Temperature-controlled synthesis and photocatalytic performance of ZnO nanoplatelets

Zinc oxide nanoplatelets are successfully grown on Si(100) by CVD starting from a second-generation ZnII precursor, Zn(hfa)2*TMEDA (Hhfa = 1,1,1,5,5,5-hexafluoro-2,4-pentanedione; TMEDA=N,N,N′,N′-tetramethylethylenediamine). The synthesis is performed in a nitrogen + wet oxygen atmosphere under optimized conditions, at temperatures between 250 and 500 °C. Field emission scanning electron microscopy (FESEM), atomic force microscopy (AFM), and glancing incidence X-ray diffraction (GIXRD) analyses indicate a direct correlation between morphology and microstructure.
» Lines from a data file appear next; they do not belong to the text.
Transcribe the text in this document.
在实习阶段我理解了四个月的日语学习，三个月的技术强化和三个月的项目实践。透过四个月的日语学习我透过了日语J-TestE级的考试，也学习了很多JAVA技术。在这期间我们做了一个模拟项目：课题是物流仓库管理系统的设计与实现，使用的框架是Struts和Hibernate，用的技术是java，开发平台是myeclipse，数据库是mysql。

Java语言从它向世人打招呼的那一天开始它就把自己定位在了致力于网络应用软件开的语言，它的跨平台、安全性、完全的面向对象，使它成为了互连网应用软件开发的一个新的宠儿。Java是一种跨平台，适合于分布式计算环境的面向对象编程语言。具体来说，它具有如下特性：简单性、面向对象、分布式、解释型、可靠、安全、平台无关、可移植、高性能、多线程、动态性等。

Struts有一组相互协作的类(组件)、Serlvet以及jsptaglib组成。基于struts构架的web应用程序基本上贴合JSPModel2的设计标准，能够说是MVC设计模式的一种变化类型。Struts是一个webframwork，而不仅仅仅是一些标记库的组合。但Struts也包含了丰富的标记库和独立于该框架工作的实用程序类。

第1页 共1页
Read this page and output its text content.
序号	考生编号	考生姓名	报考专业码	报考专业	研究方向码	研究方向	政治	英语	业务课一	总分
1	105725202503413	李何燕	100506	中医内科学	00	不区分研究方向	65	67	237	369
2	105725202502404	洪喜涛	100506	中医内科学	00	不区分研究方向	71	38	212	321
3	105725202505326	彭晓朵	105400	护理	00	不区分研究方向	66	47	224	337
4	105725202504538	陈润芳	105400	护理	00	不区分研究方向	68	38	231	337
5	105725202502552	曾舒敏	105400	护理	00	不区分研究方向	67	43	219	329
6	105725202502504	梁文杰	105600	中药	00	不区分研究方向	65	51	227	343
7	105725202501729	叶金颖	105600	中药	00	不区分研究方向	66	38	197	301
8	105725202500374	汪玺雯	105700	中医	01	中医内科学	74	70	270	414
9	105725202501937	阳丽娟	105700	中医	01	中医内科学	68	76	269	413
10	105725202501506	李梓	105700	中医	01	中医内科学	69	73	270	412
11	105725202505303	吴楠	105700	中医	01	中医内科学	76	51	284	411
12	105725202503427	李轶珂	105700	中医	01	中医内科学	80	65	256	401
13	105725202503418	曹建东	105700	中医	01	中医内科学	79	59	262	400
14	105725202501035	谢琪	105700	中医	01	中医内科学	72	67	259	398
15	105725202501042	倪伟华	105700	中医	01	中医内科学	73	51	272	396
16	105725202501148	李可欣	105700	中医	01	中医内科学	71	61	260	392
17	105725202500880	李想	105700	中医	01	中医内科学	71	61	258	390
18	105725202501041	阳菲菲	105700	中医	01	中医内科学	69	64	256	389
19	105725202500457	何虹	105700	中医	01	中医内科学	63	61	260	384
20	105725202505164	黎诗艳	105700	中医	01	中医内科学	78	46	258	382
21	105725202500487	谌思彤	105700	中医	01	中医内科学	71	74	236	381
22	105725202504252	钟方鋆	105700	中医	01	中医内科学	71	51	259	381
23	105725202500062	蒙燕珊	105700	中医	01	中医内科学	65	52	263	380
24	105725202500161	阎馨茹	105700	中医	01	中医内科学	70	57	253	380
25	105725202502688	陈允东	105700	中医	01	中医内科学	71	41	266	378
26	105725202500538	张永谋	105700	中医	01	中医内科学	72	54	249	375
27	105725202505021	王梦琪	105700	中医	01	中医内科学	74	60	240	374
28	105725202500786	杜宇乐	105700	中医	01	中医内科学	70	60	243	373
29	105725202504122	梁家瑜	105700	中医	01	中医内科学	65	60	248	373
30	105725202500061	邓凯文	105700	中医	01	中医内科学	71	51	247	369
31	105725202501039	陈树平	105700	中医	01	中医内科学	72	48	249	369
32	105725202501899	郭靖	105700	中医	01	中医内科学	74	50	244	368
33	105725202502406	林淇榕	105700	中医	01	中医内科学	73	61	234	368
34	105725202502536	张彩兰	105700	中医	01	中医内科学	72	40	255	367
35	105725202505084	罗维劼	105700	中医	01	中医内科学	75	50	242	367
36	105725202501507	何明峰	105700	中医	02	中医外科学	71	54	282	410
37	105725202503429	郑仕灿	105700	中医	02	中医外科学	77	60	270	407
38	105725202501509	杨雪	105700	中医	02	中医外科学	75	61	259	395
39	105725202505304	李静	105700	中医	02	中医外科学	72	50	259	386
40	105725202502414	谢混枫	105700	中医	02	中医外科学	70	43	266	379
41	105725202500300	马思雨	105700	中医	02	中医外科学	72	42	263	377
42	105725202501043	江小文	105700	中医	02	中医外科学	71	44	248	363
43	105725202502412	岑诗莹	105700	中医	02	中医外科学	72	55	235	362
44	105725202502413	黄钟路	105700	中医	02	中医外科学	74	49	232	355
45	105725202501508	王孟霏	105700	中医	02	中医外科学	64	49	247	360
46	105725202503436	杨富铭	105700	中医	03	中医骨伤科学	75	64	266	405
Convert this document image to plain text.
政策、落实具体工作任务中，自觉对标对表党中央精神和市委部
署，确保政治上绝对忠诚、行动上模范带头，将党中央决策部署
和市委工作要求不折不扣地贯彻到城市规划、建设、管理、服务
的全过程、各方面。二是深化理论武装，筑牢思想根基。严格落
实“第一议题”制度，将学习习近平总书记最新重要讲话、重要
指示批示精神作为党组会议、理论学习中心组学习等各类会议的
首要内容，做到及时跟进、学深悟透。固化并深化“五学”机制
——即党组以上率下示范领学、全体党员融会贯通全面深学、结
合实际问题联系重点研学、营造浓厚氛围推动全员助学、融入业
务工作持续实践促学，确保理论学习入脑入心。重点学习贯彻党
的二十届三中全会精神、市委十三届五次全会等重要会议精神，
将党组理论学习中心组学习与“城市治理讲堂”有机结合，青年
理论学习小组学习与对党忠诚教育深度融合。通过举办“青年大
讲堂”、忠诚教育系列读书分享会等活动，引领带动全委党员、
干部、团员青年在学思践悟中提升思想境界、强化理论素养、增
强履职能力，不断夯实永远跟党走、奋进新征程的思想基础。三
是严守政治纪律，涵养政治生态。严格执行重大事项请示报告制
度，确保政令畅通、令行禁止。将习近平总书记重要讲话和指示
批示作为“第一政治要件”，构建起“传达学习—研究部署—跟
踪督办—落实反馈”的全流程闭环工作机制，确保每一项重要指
The formation of ZnO nanoplatelets, whose characteristics depend on the deposition temperature, is proposed to result from the synergistic combination of a vapor/solid (VS) mechanism and a preferential direction-conducting growth. The chemical composition is analyzed by means of X-ray photoelectron and energy dispersive X-ray spectroscopies (XPS, EDXS). Finally, the photocatalytic performances of ZnO nanoplatelets in the decomposition of the azo-dye Orange II are investigated and compared to those of uniform ZnO coatings synthesized in the absence of water vapor. The obtained results show a higher activity in the case of nanoplatelets due to their peculiar morphology.